I would not make a case for even such similarities indicating anything deeper than good fun, but it is obvious, from the literary portions of Gray’s book, that Dylan is truly part of the English literary tradition and that his influences were not confined to Fats Domino, Leadbelly, Chuck Berry, Elvis Presley, Woody Guthrie and the blues men, but included the major poets in our language.
In any case, if you dig Dylan’s lyrics as much as his singing of them, this book, which your friendly library may have or which is actually still obtainable from E.P. Dutton, can give you a lot of kicks. It is also stimulating and provocative and, one hopes, will kick off other attempts toward a literary evaluation of Dylan’s poetry.
I was reading it, browsing through it is a better term, when I got the new Dylan concert album which I find to be one of the most satisfying and rewarding albums I have ever had the good fortune to possess. As we all know by now, the concert tour was recorded at various locations and the album assembled from tapes. The Band performs magnificently throughout: their work here may be the best they have ever done. It certainly ranks with their best. And Dylan’s performance, both in his acoustic set and with the Band, is exciting and brilliant in every way. The more I hear it, the more I find in it (a characteristic of Dylan’s work and also of the Band’s). He is in fine voice, arrogant, joyous, commanding, funny and, above all, projecting with amazing power and control. He is triumphant in these performances, just as he was triumphant in the concerts.

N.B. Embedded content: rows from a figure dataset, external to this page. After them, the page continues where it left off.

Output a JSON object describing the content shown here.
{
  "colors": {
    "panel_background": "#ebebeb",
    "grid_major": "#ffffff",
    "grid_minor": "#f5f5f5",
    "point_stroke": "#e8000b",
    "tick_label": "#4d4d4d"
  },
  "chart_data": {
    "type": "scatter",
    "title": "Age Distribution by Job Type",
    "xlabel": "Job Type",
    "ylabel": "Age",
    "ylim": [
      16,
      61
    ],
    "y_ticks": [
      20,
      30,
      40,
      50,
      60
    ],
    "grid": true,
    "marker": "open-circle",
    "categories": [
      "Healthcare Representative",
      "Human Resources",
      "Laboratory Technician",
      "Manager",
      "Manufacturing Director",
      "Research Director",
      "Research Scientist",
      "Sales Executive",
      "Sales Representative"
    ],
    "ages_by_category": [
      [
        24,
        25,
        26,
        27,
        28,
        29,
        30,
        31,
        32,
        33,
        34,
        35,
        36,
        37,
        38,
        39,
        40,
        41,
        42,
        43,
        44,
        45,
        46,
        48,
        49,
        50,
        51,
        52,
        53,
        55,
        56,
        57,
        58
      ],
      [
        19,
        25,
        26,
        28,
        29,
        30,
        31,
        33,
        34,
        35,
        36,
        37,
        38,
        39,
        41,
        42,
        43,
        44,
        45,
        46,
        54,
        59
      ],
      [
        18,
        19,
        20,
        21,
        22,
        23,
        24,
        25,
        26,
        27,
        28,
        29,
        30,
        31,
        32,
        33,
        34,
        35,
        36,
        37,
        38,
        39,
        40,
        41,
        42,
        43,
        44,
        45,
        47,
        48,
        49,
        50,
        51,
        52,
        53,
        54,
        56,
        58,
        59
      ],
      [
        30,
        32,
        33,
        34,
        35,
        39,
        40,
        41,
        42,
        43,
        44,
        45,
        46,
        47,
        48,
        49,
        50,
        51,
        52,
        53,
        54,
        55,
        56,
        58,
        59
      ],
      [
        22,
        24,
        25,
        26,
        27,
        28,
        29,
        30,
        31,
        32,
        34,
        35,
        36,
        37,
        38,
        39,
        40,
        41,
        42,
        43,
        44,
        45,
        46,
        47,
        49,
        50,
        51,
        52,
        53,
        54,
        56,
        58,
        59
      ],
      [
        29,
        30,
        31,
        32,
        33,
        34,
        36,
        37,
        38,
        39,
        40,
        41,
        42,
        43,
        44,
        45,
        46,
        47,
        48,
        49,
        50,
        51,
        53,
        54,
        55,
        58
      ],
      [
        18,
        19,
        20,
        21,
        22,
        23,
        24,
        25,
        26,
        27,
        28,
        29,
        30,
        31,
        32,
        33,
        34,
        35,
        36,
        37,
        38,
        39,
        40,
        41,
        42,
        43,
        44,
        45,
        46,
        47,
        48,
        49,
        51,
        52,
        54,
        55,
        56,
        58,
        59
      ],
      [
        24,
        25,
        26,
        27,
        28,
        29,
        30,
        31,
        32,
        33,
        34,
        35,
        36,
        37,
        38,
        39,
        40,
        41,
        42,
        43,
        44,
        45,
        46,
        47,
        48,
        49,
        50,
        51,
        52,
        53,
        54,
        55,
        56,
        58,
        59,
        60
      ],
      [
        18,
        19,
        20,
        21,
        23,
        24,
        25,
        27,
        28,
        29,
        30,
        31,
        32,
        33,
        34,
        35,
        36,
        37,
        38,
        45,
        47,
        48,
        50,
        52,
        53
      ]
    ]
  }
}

I’m sorry for those people who did not enjoy his concerts and for those who decided without hearing them that they would not enjoy them. I am sorry for those who, for whatever reason, cannot enjoy this album. I find it a beautiful work of art. As an example of just how deeply successful it is, take ”Rainy Day Women” and ”Blowin” in the Wind.” If ever there were Dylan cliches, these two songs are the perfect examples. Yet he takes each of them, old warhorses of a thousand and a thousand again performances, and gives them a new spirit and a vitality (as well as a refreshing and surprising rhythm switch-around) and they end up being on a par with his very best work.
I have listened to this album in a variety of ways: concentrating on Rick’s bass, concentrating on Garth’s organ, concentrating on Robbie’s guitar, Levon’s drums, or on Richard’s piano or just on Dylan. Every time I do this. I hear more and more and more. I have to say once again that these men are amazing musicians. That they could do this on the concert stage is remarkable. And that Dylan can blend with them without losing himself and make the total into something unique and very, very special is a tribute to his art.
Bob Dylan and the Band have made something so broad and so strong that it can support a legion of imitators. I know I will be playing this album as long as I have ears to hear.
This story is from the August 29th, 1974 issue of Rolling Stone.